My mother would probably say I'm still overthinking it.
The midnight view
From my window, I can see a vending machine glowing on the corner. It's one of those things that would seem strange anywhere else β a machine selling hot and cold drinks on every block, lit up like a beacon 24 hours a day. But here it just feels right. Practical. Thoughtful, even.
Someone designed that machine to be there at midnight for people like me who can't sleep. Someone stocks it every day. Someone maintains it. It's such a small thing, but it's part of this larger system of care that I keep noticing in Japan.
The wrapped prints. The bowing deer. The shrine priest's methodical preparations. The vending machine at midnight.
All these small acts of attention, adding up to something bigger.
I think I'm going to stay in Nara a bit longer than I planned. Not because I haven't seen everything on my list β though I haven't. But because I'm not quite ready to leave yet. There's something here I'm still learning, even if I can't quite name it.

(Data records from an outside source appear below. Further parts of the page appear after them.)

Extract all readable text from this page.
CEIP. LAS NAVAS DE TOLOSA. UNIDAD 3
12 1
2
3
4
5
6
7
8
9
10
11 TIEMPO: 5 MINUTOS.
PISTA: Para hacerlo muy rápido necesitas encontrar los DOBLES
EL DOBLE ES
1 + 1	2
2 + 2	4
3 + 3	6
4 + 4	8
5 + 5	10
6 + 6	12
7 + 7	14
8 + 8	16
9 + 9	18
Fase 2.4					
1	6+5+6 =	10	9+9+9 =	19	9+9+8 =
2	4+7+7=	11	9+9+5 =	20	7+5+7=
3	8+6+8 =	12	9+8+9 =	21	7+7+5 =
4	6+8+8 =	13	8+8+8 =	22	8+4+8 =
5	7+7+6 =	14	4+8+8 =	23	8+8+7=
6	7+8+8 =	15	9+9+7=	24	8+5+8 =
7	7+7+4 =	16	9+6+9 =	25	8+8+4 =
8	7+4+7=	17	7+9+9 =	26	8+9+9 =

Plus, I really do want to see those trees at Isuien Garden.
The forecast says it'll be dry tomorrow β well, today now β though warm. Maybe I'll finally make it there. Or maybe I'll find another cat festival. At this point, I'm learning to expect the unexpected.
For now, though, I should probably try to sleep. The early morning light at the shrine was worth waking up for, but my body is definitely feeling all this walking. My phone says I've averaged over 20,000 steps a day since arriving in Nara.
Not bad for someone who spent most of his adult life sitting at a hospital IT desk.
Goodnight from Nara. Or good morning, depending on how you measure these things.